Accordingly, determining whether or not the United States needs a new legal justification, one hinging on self-defense, to respond to each attack by Iran (and its proxies) first requires assessing whether these are isolated incidents or part of an ongoing armed conflict.
Unfortunately, while international law provides a widely accepted definition of armed conflict between states – a dispute that results in the intervention of armed forces – it offers very little guidance on how to assess the duration of such a conflict. At some point, however, common sense dictates recognition that a continuing pattern of aggression – roughly 80 attacks in two years – indicates broader hostilities.
So why hasn’t the United States been more vocal in asserting such an armed conflict? The answer almost certainly implicates a myriad of political, diplomatic, and policy considerations. For example, even if there is an ongoing armed conflict, pretending it is non-existent to enhance the potential for diplomatic engagement and reduce the risk of escalation may be a compelling consideration.
There are also political considerations of a President indicating our involvement in such an armed conflict, including more aggressive congressional scrutiny and demands that the President request and obtain express statutory authorization for continuing the hostilities – an ostensible requirement imposed by the War Powers Act.
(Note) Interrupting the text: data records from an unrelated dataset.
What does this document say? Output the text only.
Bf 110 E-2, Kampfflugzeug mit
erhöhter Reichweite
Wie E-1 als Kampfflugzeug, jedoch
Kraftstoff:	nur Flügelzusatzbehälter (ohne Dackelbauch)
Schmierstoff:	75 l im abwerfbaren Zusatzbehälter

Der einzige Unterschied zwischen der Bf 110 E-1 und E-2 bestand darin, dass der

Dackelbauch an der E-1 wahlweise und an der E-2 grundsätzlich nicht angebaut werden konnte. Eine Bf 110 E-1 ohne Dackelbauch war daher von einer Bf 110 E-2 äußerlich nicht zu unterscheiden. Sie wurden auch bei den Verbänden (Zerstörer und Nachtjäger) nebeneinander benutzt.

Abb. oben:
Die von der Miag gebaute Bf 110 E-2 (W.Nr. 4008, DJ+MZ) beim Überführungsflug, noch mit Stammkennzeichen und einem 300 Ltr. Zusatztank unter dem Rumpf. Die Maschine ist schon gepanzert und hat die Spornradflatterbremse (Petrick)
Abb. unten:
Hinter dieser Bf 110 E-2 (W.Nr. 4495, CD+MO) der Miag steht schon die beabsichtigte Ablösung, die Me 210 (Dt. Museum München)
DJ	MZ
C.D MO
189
There is cost in perpetuating this pretense. First, for those like Gen. Kurilla concerned by unrestrained Iranian malign activity, the absence of U.S. acknowledgment that armed conflict exists results in problematic limitations on the U.S. ability to effectively deter Iran from future acts of unlawful violence.
Second, it leads to stretched and distorted theories of what counts as an “imminent” attack to fit the square peg of retaliatory action into the round hole of self-defense. Nowhere was this more obvious than in the Trump Administration’s asserted legal justification for its strike on Iranian Major General Qassem Soleimani. In an apparent recognition that its initial claim of self-defense was implausible, the Administration shifted position and seemed to assert that the attack was part of an ongoing armed conflict. As one commentator noted,
In this new report, the Trump administration relies on Article II and the 2002 Authorization for Use of Military Force Against Iraq to justify the U.S. strike. The administration abandoned its earlier claim of an imminent attack, and instead writes that the purpose of the action was to “deter Iran from conducting or supporting further attacks against United States forces and interests” and to “degrade Iran’s and Qods Force-backed militias’ ability to conduct attacks.”
It is illogical to perpetuate the pretense that the U.S. is not engaged in an ongoing armed conflict with Iran. Such a false characterization of operational and strategic reality produces legal and practical negative consequences. Legally, it reinforces the erroneous expectation that the U.S. must restrict its military actions to those falling within the strict limitations of national self-defense; practically it limits the military options available to deter and neutralize Iranian proxies that threaten U.S. forces.
Acknowledging the existence of an ongoing armed conflict does not necessitate an “all or nothing” response; when, where, and how to deal with the Iranian threat is a complex and sensitive issue entrusted to the President. But our nation – and more specifically our ability to deter Iran from future acts of hostility – will be better served by treating the Iranian threat no differently than we treated the ISIS threat: an enemy in an ongoing armed conflict.
Lieutenant Colonel Geoffrey Corn (USA, ret.) is the George R. Killam, Jr. Chair of Criminal Law and Director of the Center for Military Law and Policy at Texas Tech University School of Law. He is also a Distinguished Fellow at the Jewish Institute for National Security of America (JINSA).